One of the world’s largest uranium producers – Canada’s Cameco (TSX: T.CCO) – has launched a C$520-million hostile takeover bid for Hathor Exploration (TSX: T.HAT) in order to get its hands on Hathor’s high-grade Roughrider deposit in Saskatchewan’s prolific Athabasca Basin.
The offer of C$3.75 a share represents a 40% premium to Hathor’s closing price of C$2.67 on Thursday August 25, and it sent the company’s share price more than 46% higher on Friday. Cameco made the offer after talks with Hathor’s board failed. Hathor has not responded publicly to the news. The bid implies an enterprise value of US$8.70 per pound of contained uranium.
The Roughrider deposit is an exciting, high-grade discovery that sits just 25 km northwest of Cameco’s Rabbit Lake mill. Since first hitting strong mineralization there in 2008, Hathor has delineated almost 58 million pounds of uranium at the site.
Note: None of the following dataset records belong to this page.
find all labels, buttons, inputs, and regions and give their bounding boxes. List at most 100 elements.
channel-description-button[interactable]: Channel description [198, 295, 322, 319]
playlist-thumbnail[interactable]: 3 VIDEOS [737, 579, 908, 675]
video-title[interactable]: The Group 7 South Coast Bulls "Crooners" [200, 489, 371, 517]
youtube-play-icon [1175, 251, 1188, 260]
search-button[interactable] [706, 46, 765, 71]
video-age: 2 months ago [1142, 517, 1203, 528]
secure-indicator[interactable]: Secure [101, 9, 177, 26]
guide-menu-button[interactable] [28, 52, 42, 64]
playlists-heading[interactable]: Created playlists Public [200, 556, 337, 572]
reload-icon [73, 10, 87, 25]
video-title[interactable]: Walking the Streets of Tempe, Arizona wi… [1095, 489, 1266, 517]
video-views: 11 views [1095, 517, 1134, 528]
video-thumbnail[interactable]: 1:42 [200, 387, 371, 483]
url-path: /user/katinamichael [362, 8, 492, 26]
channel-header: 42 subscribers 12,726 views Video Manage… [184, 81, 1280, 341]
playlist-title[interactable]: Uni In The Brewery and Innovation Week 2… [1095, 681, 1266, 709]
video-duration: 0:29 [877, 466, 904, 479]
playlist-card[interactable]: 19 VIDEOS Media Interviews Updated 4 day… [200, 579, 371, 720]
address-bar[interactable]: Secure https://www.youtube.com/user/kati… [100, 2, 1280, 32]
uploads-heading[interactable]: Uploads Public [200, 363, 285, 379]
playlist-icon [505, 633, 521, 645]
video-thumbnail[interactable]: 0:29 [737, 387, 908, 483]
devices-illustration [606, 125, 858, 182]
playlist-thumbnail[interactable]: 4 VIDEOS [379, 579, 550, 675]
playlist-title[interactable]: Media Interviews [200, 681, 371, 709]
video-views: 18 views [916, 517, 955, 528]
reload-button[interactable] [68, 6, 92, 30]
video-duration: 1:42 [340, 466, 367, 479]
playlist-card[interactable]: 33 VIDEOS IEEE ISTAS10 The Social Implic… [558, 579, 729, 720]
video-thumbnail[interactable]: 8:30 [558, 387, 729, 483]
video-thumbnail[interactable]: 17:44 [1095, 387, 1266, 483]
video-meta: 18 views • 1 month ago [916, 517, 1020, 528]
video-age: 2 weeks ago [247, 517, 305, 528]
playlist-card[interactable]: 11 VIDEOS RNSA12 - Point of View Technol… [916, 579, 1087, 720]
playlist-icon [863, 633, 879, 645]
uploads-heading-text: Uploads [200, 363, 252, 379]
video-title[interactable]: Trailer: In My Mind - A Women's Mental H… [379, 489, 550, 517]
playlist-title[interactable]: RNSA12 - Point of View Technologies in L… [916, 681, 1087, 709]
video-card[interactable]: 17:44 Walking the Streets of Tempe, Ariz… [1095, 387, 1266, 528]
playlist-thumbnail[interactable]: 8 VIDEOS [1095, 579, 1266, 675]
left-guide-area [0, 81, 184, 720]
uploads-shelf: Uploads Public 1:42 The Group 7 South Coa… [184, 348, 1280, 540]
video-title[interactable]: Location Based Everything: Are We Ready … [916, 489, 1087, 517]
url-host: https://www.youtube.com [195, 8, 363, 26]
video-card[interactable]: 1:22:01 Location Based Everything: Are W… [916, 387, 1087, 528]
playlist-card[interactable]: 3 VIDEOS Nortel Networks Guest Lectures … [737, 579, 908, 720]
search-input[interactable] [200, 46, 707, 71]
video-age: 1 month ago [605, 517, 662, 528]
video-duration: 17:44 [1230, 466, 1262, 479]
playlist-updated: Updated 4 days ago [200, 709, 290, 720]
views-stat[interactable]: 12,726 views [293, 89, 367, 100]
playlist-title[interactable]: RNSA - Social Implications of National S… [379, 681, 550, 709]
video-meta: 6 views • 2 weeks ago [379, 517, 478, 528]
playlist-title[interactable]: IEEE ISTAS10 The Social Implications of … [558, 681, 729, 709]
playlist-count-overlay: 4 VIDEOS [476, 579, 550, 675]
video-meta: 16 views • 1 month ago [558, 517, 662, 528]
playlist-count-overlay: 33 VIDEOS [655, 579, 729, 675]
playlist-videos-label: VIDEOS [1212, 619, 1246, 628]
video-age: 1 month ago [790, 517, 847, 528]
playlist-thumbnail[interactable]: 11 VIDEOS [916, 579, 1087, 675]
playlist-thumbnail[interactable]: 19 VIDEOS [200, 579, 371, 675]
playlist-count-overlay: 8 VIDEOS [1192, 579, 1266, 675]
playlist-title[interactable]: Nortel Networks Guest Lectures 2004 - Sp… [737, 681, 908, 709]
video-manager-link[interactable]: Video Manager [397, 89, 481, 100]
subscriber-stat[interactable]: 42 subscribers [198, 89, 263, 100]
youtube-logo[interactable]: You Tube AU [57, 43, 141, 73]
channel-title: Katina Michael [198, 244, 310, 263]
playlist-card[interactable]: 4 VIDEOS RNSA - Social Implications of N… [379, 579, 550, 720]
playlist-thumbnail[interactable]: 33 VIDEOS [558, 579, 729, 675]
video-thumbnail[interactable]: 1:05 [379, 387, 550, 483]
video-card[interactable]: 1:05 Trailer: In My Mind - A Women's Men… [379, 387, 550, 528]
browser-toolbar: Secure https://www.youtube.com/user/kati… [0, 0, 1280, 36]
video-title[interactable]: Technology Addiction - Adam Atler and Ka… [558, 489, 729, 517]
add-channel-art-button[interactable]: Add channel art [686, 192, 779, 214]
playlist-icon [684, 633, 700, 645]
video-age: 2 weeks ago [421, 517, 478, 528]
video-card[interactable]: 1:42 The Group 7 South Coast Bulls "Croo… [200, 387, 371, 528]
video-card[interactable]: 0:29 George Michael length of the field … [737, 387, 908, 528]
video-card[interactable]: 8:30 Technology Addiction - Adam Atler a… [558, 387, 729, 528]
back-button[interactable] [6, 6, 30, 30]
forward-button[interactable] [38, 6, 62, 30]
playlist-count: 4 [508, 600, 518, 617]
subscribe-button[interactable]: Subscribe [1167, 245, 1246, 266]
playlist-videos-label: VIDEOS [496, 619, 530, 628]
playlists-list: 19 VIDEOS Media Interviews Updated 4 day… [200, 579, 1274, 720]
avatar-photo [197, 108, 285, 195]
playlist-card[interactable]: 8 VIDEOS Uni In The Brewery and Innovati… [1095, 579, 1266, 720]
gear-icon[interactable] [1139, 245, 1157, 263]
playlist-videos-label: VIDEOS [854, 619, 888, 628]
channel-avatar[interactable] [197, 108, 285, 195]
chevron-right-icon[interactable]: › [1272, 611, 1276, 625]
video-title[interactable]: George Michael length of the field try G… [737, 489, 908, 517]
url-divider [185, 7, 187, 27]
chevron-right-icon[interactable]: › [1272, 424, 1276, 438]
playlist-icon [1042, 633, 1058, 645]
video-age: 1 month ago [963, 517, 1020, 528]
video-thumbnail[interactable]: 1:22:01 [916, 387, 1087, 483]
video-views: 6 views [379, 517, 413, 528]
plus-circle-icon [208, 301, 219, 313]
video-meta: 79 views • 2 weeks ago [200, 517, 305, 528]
In announcing the offer, Cameco CEO Tim Gitzel noted the “exceptional job Hathor has done with the Roughrider deposit.” He also pointed out that Cameco’s financial strength, development expertise, and existing infrastructure and experience in the Athabasca region put his company in a unique position to turn the exploration project into a mine.
This is a move the Casey energy team has been awaiting for some time now. We first recommended Hathor to our subscribers in 2006, before the Roughrider discovery, when it was trading at C$0.69. In 2008 and early 2009 we gradually told our subscribers to recoup their initial investments and hold on to the remaining shares, to maintain risk-free exposure to the remaining upside. Later in 2009, Hathor’s share price fell back down to our bid; we bought in again and then took profits for a second time in 2010. And we have repeatedly described the company as a prime takeover target – in our last Casey Energy Report (released one day before Cameco announced its offer) we told investors who didn’t own Hathor to pick up some shares of this “acquisition candidate.”
Cameco’s offer for Hathor might have another important ramification, aside from validating our prediction: It might convince investors that we’ve reached the uranium bottom and thereby help to kick-start a recovery. The uranium market has been in the dumps since the Fukushima disaster in March, which reignited global anxiety over the safety of nuclear energy and prompted some countries, notably Germany, to back away from nuclear power. Since the earthquake-tsunami combo slammed the Fukushima nuclear plant, the price of a pound of U3O8 has essentially slid from US$70 to its current hover just below US$50.
One positive aspect of slumping commodity prices, however, is that company valuations fall in concert, and those cheaper valuations catalyze merger and acquisition activity. Companies on the hunt for acquisitions always seek the best price, which means they try to time their takeovers with the bottom of the market. As such, news of major M&A activity signifies that some of the biggest players in the industry think the bottom is nigh, and that information can help start a rally.
Uranium is certainly primed for a rally. It matters not that Germany is phasing out nuclear power, nor that Italy and Switzerland cancelled plans to build new reactors, because the industrialized world is pretty unimportant when it comes to uranium demand growth. That growth is coming from the developing world, with China leading the charge. There are 26 reactors under construction in China, with another 52 planned and a further 102 proposed. China suspended approvals of new plants in the wake of Fukushima, but at the beginning of August the China Nuclear Energy Association completed a nationwide safety inspection and observers expect the Chinese to resume new approvals shortly.
China is not alone in developing significant new nuclear power capacity. India has six nuclear plants under construction and 57 planned or proposed, while in Russia there are 10 reactors being built and another 44 planned or proposed. In fact, there are now a total of 558 reactors under construction around the world, up from 540 at the start of the year.
Overall, demand is absolutely set to outstrip supply in the coming years. That means the price of uranium is set to climb. This is something we have spoken and written about at length since Fukushima thrust nuclear power into the spotlight and sent uranium prices on their inexorable downhill slide.
Several uranium analysts are starting to think the slide is over. Fukushima and the global economy have wrought their havoc on the price of uranium, and now the beaten-down, disaster-inflicted sector may have reached the point of maximum pessimism. As such, analysts are starting to recommend that value hunters with a long-term view should do well.
Hopefully, this bid from Cameco can act as the positive catalyst that many have been waiting for to reignite interest in uranium and reward those long-term value hunters for their investments.